LA TERRE ET SA CRÉATION
DANS LE PROCHE-ORIENT
ANCIEN
(3)
3 – La création du monde à
Ugarit.
31 – Généralités [83].
311– Découverte
du site d’Ugarit [84]:
Texte 31:
« La découverte
du site de Ras Shamra sur la côte syrienne, à environ 10 km au nord de Lattaquié,
est due au hasard. En 1929, à la suite de la découverte fortuite d’une tombe
située en bord de mer, des fouilles furent entreprises, à l’initiative de René
Dussaud, par Claude F.-A. Schaeffer dans la baie de Minet el-Beida. Ces
fouilles livrèrent des installations du Bronze récent (fin 13ème-début 12
s. av. J.-C.).
Très vite, il apparut
aux fouilleurs que ce site portuaire devait dépendre d’un site plus important
situé non loin à l’intérieur des terres. L’intérêt se porta alors sur un grand
tell situé à 800 m
de la mer et désigné alors comme la "colline du fenouil" (Ras
ech-Chamra), selon G. Saadé (Ougarit, 1979, p. 36). Ce nom a été transcrit sous
la forme de Ras Shamra dans le premier rapport archéologique, et le toponyme
est aujourd’hui celui qui sert à désigner le site, tant dans la littérature
archéologique que dans la toponymie locale.
La
première campagne de fouille révéla alors immédiatement l’intérêt exceptionnel
du site en livrant une série de textes inscrits en caractères
cunéiformes sur des tablettes d’argile dans une langue jusque-là inconnue. Les années qui
suivirent ont permis d’une part l’extension du chantier et la découverte d’une
ville, que l’on a dès lors identifiée comme l’ancienne Ougarit,
capitale d’un royaume du même nom, au Bronze récent. Cette ville comprend,
bien sûr, des habitations, mais aussi des palais, des temples, tout un réseau
de rues, etc. D’autre part ces fouilles ont fait progresser nos connaissances
sur ce petit royaume, qui possédait sa propre langue, l’ougaritique (groupe des
langues ouest-sémitiques). Cette langue utilise un système d’écriture
particulier : le cunéiforme alphabétique. Celui-ci a
servi à noter des comptes, des archives, une riche correspondance entre
marchands, ainsi qu’un ensemble exceptionnel de textes mythologiques. Il est destiné
à un usage interne au pays d’Ougarit. Mais les documents qui témoignent des relations
du royaume d’Ougarit avec ses voisins plus ou moins lointains (Babylonie,
Assyrie, empire hittite, petits états du Levant, Égypte, Chypre, etc.) sont
rédigés en akkadien, la langue internationale de l’époque, qui utilise le
système d’écriture cunéiforme syllabique, originaire de Mésopotamie. Les fouilles
ont fourni naturellement un grand nombre d’objets de la vie quotidienne
(céramique, outils, parures…) qui nous apprennent beaucoup sur la civilisation
du Levant ancien. Il s’agit souvent d’objets humbles, mais les documents
exceptionnels sont aussi très nombreux (vases en or, mobilier d’ivoire, stèles
liées aux cultes locaux…)
Les fouilles sur le
tell de Ras Shamra ont été menées dans un premier temps par Claude F.-A.

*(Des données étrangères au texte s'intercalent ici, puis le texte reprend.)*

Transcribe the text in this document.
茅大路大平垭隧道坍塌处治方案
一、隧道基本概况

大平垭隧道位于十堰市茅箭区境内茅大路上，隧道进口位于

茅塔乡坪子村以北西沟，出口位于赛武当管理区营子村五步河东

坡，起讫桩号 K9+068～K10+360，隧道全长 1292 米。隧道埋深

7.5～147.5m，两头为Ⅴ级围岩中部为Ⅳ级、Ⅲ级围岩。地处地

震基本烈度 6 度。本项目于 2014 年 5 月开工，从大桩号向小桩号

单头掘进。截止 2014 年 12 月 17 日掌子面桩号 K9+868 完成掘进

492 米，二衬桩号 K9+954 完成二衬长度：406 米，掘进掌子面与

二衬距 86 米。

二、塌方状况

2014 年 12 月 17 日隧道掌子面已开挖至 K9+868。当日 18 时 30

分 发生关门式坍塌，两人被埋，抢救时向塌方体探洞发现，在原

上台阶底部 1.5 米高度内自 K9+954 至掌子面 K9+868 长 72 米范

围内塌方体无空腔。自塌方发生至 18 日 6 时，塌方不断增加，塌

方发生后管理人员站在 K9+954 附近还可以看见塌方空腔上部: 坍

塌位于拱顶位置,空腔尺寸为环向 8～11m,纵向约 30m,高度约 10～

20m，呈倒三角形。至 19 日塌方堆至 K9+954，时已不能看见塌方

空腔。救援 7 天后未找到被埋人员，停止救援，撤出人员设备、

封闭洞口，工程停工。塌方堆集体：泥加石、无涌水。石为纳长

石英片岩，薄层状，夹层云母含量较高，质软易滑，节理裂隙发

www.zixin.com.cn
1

Schaeffer, l’inventeur du site, avec une interruption due à la seconde guerre
mondiale entre 1939 et 1948. La direction du site a ensuite été reprise par
Henri de Contenson entre 1972 et 1974, par Jean Margueron de 1975 à 1976, puis
par Marguerite Yon de 1978 à 1998. La mission est devenue syro-française en
1999, co-dirigée par Yves Calvet et Bassam Jamous. » [85]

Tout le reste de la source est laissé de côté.